There's a reason nobody builds deskside compute servers with today's technology. Density, power, and cooling.

Keywords to google: KVA PF KW, high density rack server, PUE (PUE is the inverse of PF and is applied to an entire data center which includes cooling.)
Other places to look: look up abstracts for talks at Data Center World.

Re:I advise against it

[lenart]

Save your money and use it to move somewhere without Fag Marriage.

You can marry a cigarette where you live?

Here is what I did...

[Taz1672]

My company decided it wanted a new FEA machine. They decided to stay with the existing software company, so I called up the company and explained the situation and asked for the department that provided pre-sales support, specifically hardware recommendations. Turns out they had a strong bench of people ready to help with that and detailed Known Good configurations for each major hardware company. We simply decided looked at the software licensing costs, the hardware costs and how long our average scenario would take under various software/hardware configs and sized it to handled the existing number of jobs plus expected growth.

We decided what we could live with in terms of how long an average job would take (we decided we could live with 24 hours as an average). We then decided what sort of tradeoffs we could make in terms of hardware (an up front sunk cost amortized over many years) versus the annual software license fees. A little more spent on hardware up front meant we could save on software licensing costs by taking a step down in numbers of processors permitted. We then presented this decision to their presales people to get it vetted and asked for suggestions. In our case we took the suggestion that we archive saved results to our enterprise grade disk array and put the money into Raid 0 SSD's to speed up the overall job time. As always, RAM was the cheapest upgrade so we maxed that out.

Everyone signed off, we took the specs to a local system builder with a good reputation, told them no changes of ANY sort to any component, negotiated a price that included acceptance testing to ensure compliance and made sure they had enough of a profit margin so as to discourage shortcuts. They delivered, we tested, it gave expected performance results, we accepted it and paid them. That system is installed today and delivers the results it was designed for.

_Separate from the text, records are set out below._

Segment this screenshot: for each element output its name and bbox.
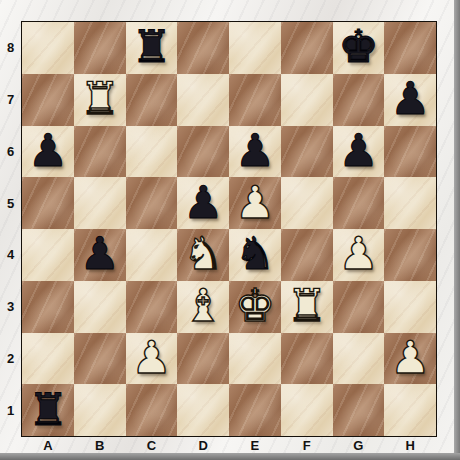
square-e3[interactable]: ♚ <box>229 281 281 333</box>
file-labels: ABCDEFGH <box>22 436 436 454</box>
file-label-a: A <box>22 436 74 454</box>
square-h1[interactable] <box>384 384 436 436</box>
square-g3[interactable] <box>333 281 385 333</box>
square-c6[interactable] <box>126 126 178 178</box>
square-g6[interactable]: ♟ <box>333 126 385 178</box>
square-c5[interactable] <box>126 177 178 229</box>
rank-label-6: 6 <box>0 126 21 178</box>
square-b1[interactable] <box>74 384 126 436</box>
square-b8[interactable] <box>74 22 126 74</box>
square-f4[interactable] <box>281 229 333 281</box>
file-label-g: G <box>333 436 385 454</box>
piece-white-rook[interactable]: ♜ <box>79 76 119 121</box>
square-h6[interactable] <box>384 126 436 178</box>
file-label-e: E <box>229 436 281 454</box>
square-h3[interactable] <box>384 281 436 333</box>
square-e5[interactable]: ♟ <box>229 177 281 229</box>
square-c2[interactable]: ♟ <box>126 333 178 385</box>
piece-white-pawn[interactable]: ♟ <box>131 335 171 380</box>
square-c7[interactable] <box>126 74 178 126</box>
square-b4[interactable]: ♟ <box>74 229 126 281</box>
rank-label-4: 4 <box>0 229 21 281</box>
square-d1[interactable] <box>177 384 229 436</box>
piece-white-rook[interactable]: ♜ <box>286 283 326 328</box>
square-b3[interactable] <box>74 281 126 333</box>
file-label-b: B <box>74 436 126 454</box>
square-g2[interactable] <box>333 333 385 385</box>
square-f6[interactable] <box>281 126 333 178</box>
square-c4[interactable] <box>126 229 178 281</box>
square-g8[interactable]: ♚ <box>333 22 385 74</box>
rank-label-2: 2 <box>0 333 21 385</box>
file-label-d: D <box>177 436 229 454</box>
piece-black-pawn[interactable]: ♟ <box>183 180 223 225</box>
piece-black-pawn[interactable]: ♟ <box>79 231 119 276</box>
piece-black-pawn[interactable]: ♟ <box>338 128 378 173</box>
square-d6[interactable] <box>177 126 229 178</box>
square-d3[interactable]: ♝ <box>177 281 229 333</box>
square-g7[interactable] <box>333 74 385 126</box>
square-d7[interactable] <box>177 74 229 126</box>
rank-label-3: 3 <box>0 281 21 333</box>
square-g1[interactable] <box>333 384 385 436</box>
square-e2[interactable] <box>229 333 281 385</box>
square-f7[interactable] <box>281 74 333 126</box>
piece-white-pawn[interactable]: ♟ <box>235 180 275 225</box>
rank-labels: 87654321 <box>0 22 21 436</box>
square-d2[interactable] <box>177 333 229 385</box>
square-e7[interactable] <box>229 74 281 126</box>
square-f1[interactable] <box>281 384 333 436</box>
square-h4[interactable] <box>384 229 436 281</box>
file-label-c: C <box>126 436 178 454</box>
square-h8[interactable] <box>384 22 436 74</box>
square-d4[interactable]: ♞ <box>177 229 229 281</box>
file-label-f: F <box>281 436 333 454</box>
rank-label-8: 8 <box>0 22 21 74</box>
square-b2[interactable] <box>74 333 126 385</box>
square-e6[interactable]: ♟ <box>229 126 281 178</box>
square-h2[interactable]: ♟ <box>384 333 436 385</box>
square-g5[interactable] <box>333 177 385 229</box>
piece-white-bishop[interactable]: ♝ <box>183 283 223 328</box>
square-b7[interactable]: ♜ <box>74 74 126 126</box>
square-b5[interactable] <box>74 177 126 229</box>
square-f2[interactable] <box>281 333 333 385</box>
square-a1[interactable]: ♜ <box>22 384 74 436</box>
square-c8[interactable]: ♜ <box>126 22 178 74</box>
square-e8[interactable] <box>229 22 281 74</box>
square-h5[interactable] <box>384 177 436 229</box>
piece-black-pawn[interactable]: ♟ <box>28 128 68 173</box>
chess-board: ♜♚♜♟♟♟♟♟♟♟♞♞♟♝♚♜♟♟♜ <box>21 21 437 437</box>
piece-black-rook[interactable]: ♜ <box>28 387 68 432</box>
shadow-edge-right <box>454 0 460 460</box>
piece-white-knight[interactable]: ♞ <box>183 231 223 276</box>
square-a6[interactable]: ♟ <box>22 126 74 178</box>
square-a8[interactable] <box>22 22 74 74</box>
file-label-h: H <box>384 436 436 454</box>
rank-label-1: 1 <box>0 384 21 436</box>
square-f8[interactable] <box>281 22 333 74</box>
piece-white-king[interactable]: ♚ <box>235 283 275 328</box>
rank-label-7: 7 <box>0 74 21 126</box>
square-a2[interactable] <box>22 333 74 385</box>
chess-diagram: ♜♚♜♟♟♟♟♟♟♟♞♞♟♝♚♜♟♟♜ 87654321 ABCDEFGH <box>0 0 460 460</box>
square-c1[interactable] <box>126 384 178 436</box>
square-e1[interactable] <box>229 384 281 436</box>
piece-black-knight[interactable]: ♞ <box>235 231 275 276</box>
square-f5[interactable] <box>281 177 333 229</box>
square-a4[interactable] <box>22 229 74 281</box>
shadow-edge-bottom <box>0 453 460 460</box>
square-a3[interactable] <box>22 281 74 333</box>
square-d8[interactable] <box>177 22 229 74</box>
piece-white-pawn[interactable]: ♟ <box>390 335 430 380</box>
square-b6[interactable] <box>74 126 126 178</box>
square-a7[interactable] <box>22 74 74 126</box>
piece-black-king[interactable]: ♚ <box>338 24 378 69</box>
square-a5[interactable] <box>22 177 74 229</box>
square-c3[interactable] <box>126 281 178 333</box>
piece-black-pawn[interactable]: ♟ <box>390 76 430 121</box>
piece-black-rook[interactable]: ♜ <box>131 24 171 69</box>
piece-black-pawn[interactable]: ♟ <box>235 128 275 173</box>
square-g4[interactable]: ♟ <box>333 229 385 281</box>
piece-white-pawn[interactable]: ♟ <box>338 231 378 276</box>
square-d5[interactable]: ♟ <box>177 177 229 229</box>
rank-label-5: 5 <box>0 177 21 229</box>
square-f3[interactable]: ♜ <box>281 281 333 333</box>
square-e4[interactable]: ♞ <box>229 229 281 281</box>
square-h7[interactable]: ♟ <box>384 74 436 126</box>
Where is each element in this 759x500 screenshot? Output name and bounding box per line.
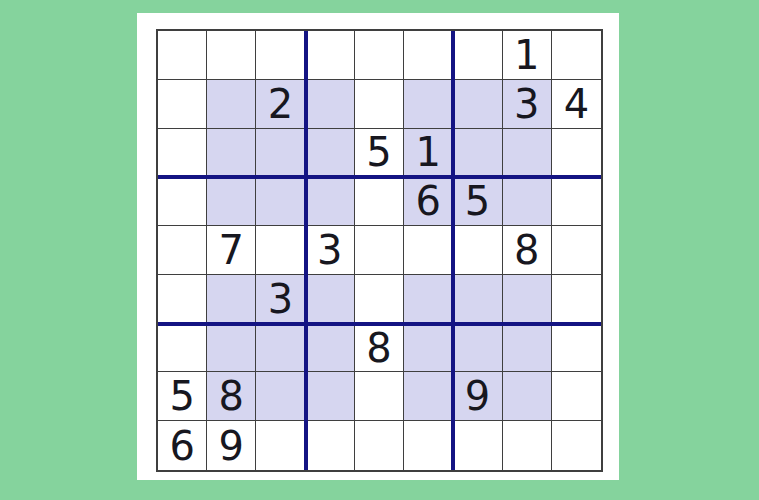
cell-r6-c7[interactable] [453, 275, 502, 324]
cell-r3-c5[interactable]: 5 [355, 129, 404, 178]
cell-r6-c1[interactable] [158, 275, 207, 324]
cell-r8-c2[interactable]: 8 [207, 372, 256, 421]
cell-r2-c3[interactable]: 2 [256, 80, 305, 129]
cell-r4-c9[interactable] [552, 177, 601, 226]
cell-r2-c1[interactable] [158, 80, 207, 129]
cell-r5-c1[interactable] [158, 226, 207, 275]
cell-r9-c1[interactable]: 6 [158, 421, 207, 470]
cell-r4-c1[interactable] [158, 177, 207, 226]
cell-r2-c5[interactable] [355, 80, 404, 129]
cell-r4-c4[interactable] [306, 177, 355, 226]
cell-r1-c7[interactable] [453, 31, 502, 80]
puzzle-panel: 123451657383858969 [137, 13, 619, 480]
cell-r9-c2[interactable]: 9 [207, 421, 256, 470]
cell-r6-c8[interactable] [503, 275, 552, 324]
cell-r4-c5[interactable] [355, 177, 404, 226]
cell-r5-c2[interactable]: 7 [207, 226, 256, 275]
cell-r9-c6[interactable] [404, 421, 453, 470]
cell-r8-c5[interactable] [355, 372, 404, 421]
cell-r7-c2[interactable] [207, 324, 256, 373]
cell-r6-c5[interactable] [355, 275, 404, 324]
cell-r7-c1[interactable] [158, 324, 207, 373]
cell-r3-c3[interactable] [256, 129, 305, 178]
cell-r1-c1[interactable] [158, 31, 207, 80]
cell-r1-c9[interactable] [552, 31, 601, 80]
cell-r2-c6[interactable] [404, 80, 453, 129]
cell-r7-c5[interactable]: 8 [355, 324, 404, 373]
cell-r8-c7[interactable]: 9 [453, 372, 502, 421]
cell-r8-c1[interactable]: 5 [158, 372, 207, 421]
cell-r9-c3[interactable] [256, 421, 305, 470]
cell-r3-c2[interactable] [207, 129, 256, 178]
cell-r5-c7[interactable] [453, 226, 502, 275]
cell-r5-c5[interactable] [355, 226, 404, 275]
cell-r1-c8[interactable]: 1 [503, 31, 552, 80]
cell-r2-c8[interactable]: 3 [503, 80, 552, 129]
cell-r3-c8[interactable] [503, 129, 552, 178]
cell-r6-c4[interactable] [306, 275, 355, 324]
cell-r1-c5[interactable] [355, 31, 404, 80]
cell-r8-c9[interactable] [552, 372, 601, 421]
cell-r4-c7[interactable]: 5 [453, 177, 502, 226]
cell-r1-c6[interactable] [404, 31, 453, 80]
sudoku-grid: 123451657383858969 [156, 29, 603, 472]
cell-r5-c8[interactable]: 8 [503, 226, 552, 275]
cell-r9-c9[interactable] [552, 421, 601, 470]
cell-r9-c8[interactable] [503, 421, 552, 470]
cell-r4-c8[interactable] [503, 177, 552, 226]
cell-r9-c7[interactable] [453, 421, 502, 470]
cell-r6-c9[interactable] [552, 275, 601, 324]
cell-r9-c4[interactable] [306, 421, 355, 470]
cell-r7-c7[interactable] [453, 324, 502, 373]
cell-r2-c7[interactable] [453, 80, 502, 129]
cell-r5-c6[interactable] [404, 226, 453, 275]
cell-r3-c6[interactable]: 1 [404, 129, 453, 178]
cell-r5-c4[interactable]: 3 [306, 226, 355, 275]
cell-r4-c3[interactable] [256, 177, 305, 226]
cell-r6-c6[interactable] [404, 275, 453, 324]
cell-r3-c7[interactable] [453, 129, 502, 178]
cell-r7-c8[interactable] [503, 324, 552, 373]
cell-r7-c6[interactable] [404, 324, 453, 373]
cell-r6-c3[interactable]: 3 [256, 275, 305, 324]
cell-r9-c5[interactable] [355, 421, 404, 470]
cell-r3-c1[interactable] [158, 129, 207, 178]
cell-r4-c6[interactable]: 6 [404, 177, 453, 226]
cell-r6-c2[interactable] [207, 275, 256, 324]
cell-r3-c9[interactable] [552, 129, 601, 178]
cell-r7-c3[interactable] [256, 324, 305, 373]
page-background: { "game": "Hyper Sudoku (Windoku)", "gri… [0, 0, 759, 500]
cell-r8-c6[interactable] [404, 372, 453, 421]
cell-r2-c2[interactable] [207, 80, 256, 129]
cell-r5-c9[interactable] [552, 226, 601, 275]
cell-r8-c3[interactable] [256, 372, 305, 421]
cell-r1-c2[interactable] [207, 31, 256, 80]
cell-r1-c4[interactable] [306, 31, 355, 80]
cell-r3-c4[interactable] [306, 129, 355, 178]
cell-r1-c3[interactable] [256, 31, 305, 80]
cell-r4-c2[interactable] [207, 177, 256, 226]
cell-r7-c9[interactable] [552, 324, 601, 373]
cell-r5-c3[interactable] [256, 226, 305, 275]
cell-r2-c9[interactable]: 4 [552, 80, 601, 129]
cell-r2-c4[interactable] [306, 80, 355, 129]
cell-r8-c4[interactable] [306, 372, 355, 421]
cell-r8-c8[interactable] [503, 372, 552, 421]
cell-r7-c4[interactable] [306, 324, 355, 373]
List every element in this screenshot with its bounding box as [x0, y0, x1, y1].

I would suggest a similar course for you.
1. Decide on the software first. Make darn sure it will do what you want.
2. Decide on how fast jobs need to be finished and how many per week/month/year to prevent over specing
3. Call presales support to get hardware recommendations
4. Make the decision on hardware cost versus software licensing cost versus number of jobs to be done
5. Do your homework! Understand what you are specing, talk to others, particularly customers.
6. Take your new found knowledge back to presales a few times to make sure you did not miss any improvements and you truly understand what you are doing, you are betting your job on this.
7. Find a builder, local or the hardware manufacturer, negotiate terms. Make sure you leave a decent profit margin to avoid the temptation to skimp.
8. Test, test, test. Confirm all configuration decisions with presales support.
9. Pay 'em and install the machine.
10. Don't forget to follow up to ensure it continues to work as designed and that procedures are being followed. In my case, we checked that all runs were backed up on our enterprise disk array.